Abdallah BOUREIMA a souligné que ces initiatives non exhaustives témoignent assurément de la volonté des États membres, de concrétiser la forte aspiration de construire un espace uni, solidaire et en progrès continu pour le bien-être de ses populations. Mais des difficultés existent et font que le niveau des échanges intra-communautaires reste encore ferme au regard des attentes.
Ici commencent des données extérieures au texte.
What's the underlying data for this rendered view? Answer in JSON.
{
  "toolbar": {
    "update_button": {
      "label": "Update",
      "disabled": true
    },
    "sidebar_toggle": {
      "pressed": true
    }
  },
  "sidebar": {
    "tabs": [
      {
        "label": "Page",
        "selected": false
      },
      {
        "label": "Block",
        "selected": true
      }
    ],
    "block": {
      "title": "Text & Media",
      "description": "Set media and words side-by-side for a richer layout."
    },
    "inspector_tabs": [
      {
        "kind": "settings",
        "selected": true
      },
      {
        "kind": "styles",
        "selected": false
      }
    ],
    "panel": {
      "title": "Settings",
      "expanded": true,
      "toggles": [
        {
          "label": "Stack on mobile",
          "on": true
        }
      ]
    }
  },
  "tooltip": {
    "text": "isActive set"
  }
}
Selon le président de la commission de l’UEMOA, ce niveau se situe autour de 11% et que certains textes, pas des moindres, sur le droit d’établissement ne sont pas pleinement appliqués par les États.

« Au surplus et c’est l’élément nouveau, notre espace communautaire fait face à une insécurité grandissante et multiforme qui constitue un défi majeur pour la consolidation et l’approfondissement du processus d’intégration régionale » , a-t-il souligné et de préciser : « le présent forum offre une occasion utile de questionner nos outils et nos pratiques face à la problématique de la libre circulation des personnes et des biens » .

Il n’a pas manqué d’énumérer quelques interrogations qui pourraient être débattues au cours des discussions en l’occurrence, « quelles sont les causes profondes du faible niveau des échanges intra-communautaires ? Comment concilier le principe de libre circulation des personnes et des biens avec l’impératif sécuritaire ? Comment renforcer l’Union de façon à pouvoir assurer pleinement l’application des dispositions communautaires sur la libre circulation et le droit d’établissement ? Enfin, quelles mesures d’accompagnement, la commission de l’UEMOA devrait-elle mettre en place pour améliorer la contribution des différentes parties prenantes afin de réaliser de meilleurs résultats dans la mise en œuvre de la libre circulation des personnes et des biens dans l’espace communautaire ? » .  En plus de cette liste de questions, tant d’autres seront soulevées au cours de ces échanges.

Tout en demeurant convaincu que les échanges déboucheront sur la formulation de recommandations opérationnelles répondant aux préoccupations sécuritaires de l’Union et de ses populations, Abdallah BOUREIMA a déclaré ouverts les travaux de ce forum scientifique.

En rappel, l’Union économique et monétaire ouest-africaine (UEMOA) a commémoré son 25e anniversaire le 10 janvier 2019 à Ouagadougou à l’occasion d’une cérémonie à laquelle ont pris part, Alassane Ouattara et Roch Marc Christian Kaboré.